Again this year, audiences vote in the feature and short film competition, but this time they can do it from their cellphone (not during the movie, please).
A complete guide to the festival ran in Friday's Eagle. It will also be available at film festival venues. For a full schedule, go to www.tallgrassfilmfest.com.
If you go
TALLGRASS FILM FESTIVAL
What: Screenings of more than 100 feature and short films, gala parties and special events
Where: Various venues in downtown Wichita
When: Thursday through Oct. 23
How much: General admission screenings are $10; gala parties are $20-$25; some events are free.

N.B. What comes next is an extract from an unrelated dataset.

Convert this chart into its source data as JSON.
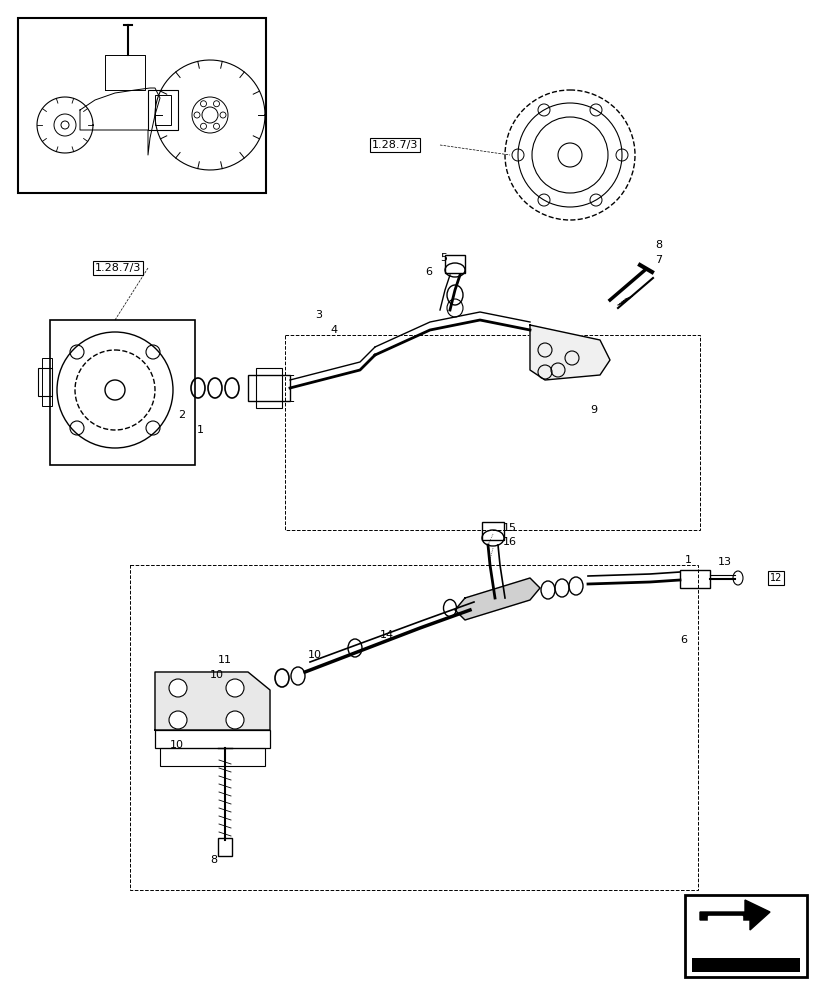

For more information and a complete schedule, go to www.tallgrassfilmfest.com.
Films with Kansas connections
* "Elevate" (directed by Wichita native Anne Buford)
* " Speak" (directed by Wichita native Paul Galichia)
* " Never Make It Home" (featuring Wichita-based band Split Lip Rayfield)
* " The Greater Good" (featuring subject Gabi Swank of Wichita)
* " Incident in New Baghdad" (featuring Wichita resident Ethan McCord)
* " Wish Me Away" (featuring Kansas native and country singer Chely Wright)
* High School Filmmakers Program (featuring "Deep Blue Breath" writer and star Clay Beabout and "Tracks," directed by Megan Flemming of Lawrence.
* Shorts playing before feature include "I Am Soccer," directed by Wichitan Erich Rumback, and "The Engineer's Guide to Cat Flatulence," directed by Wichitan Paul Klusman.
* Timothy Gruver Spotlight on Kansas Filmmakers program: "Nanny Goat," directed by Kai Winikka of Lawrence; "The Long Walk," directed by Titus Jackson and written/produced by Mike Furches of Park City; "Critical Mass: 719," directed by Devin Schwyhart of Lawrence, "Tell Me You Love Me," directed by Gary Warren of Kansas City; "As a Puzzle," directed by Tyler Dohring of Wichita; "Adrift," directed by Nicholas Vedros of Kansas City; "The Madness," directed by Robert Dodrill of Wichita; "The Playdate," directed by Shaun Cloud of the Kansas City area; "Get Off My Porch," directed by Patrick Rea of the Kansas City area; and "51st and Baltimore," directed by Philip Collins of Overland Park.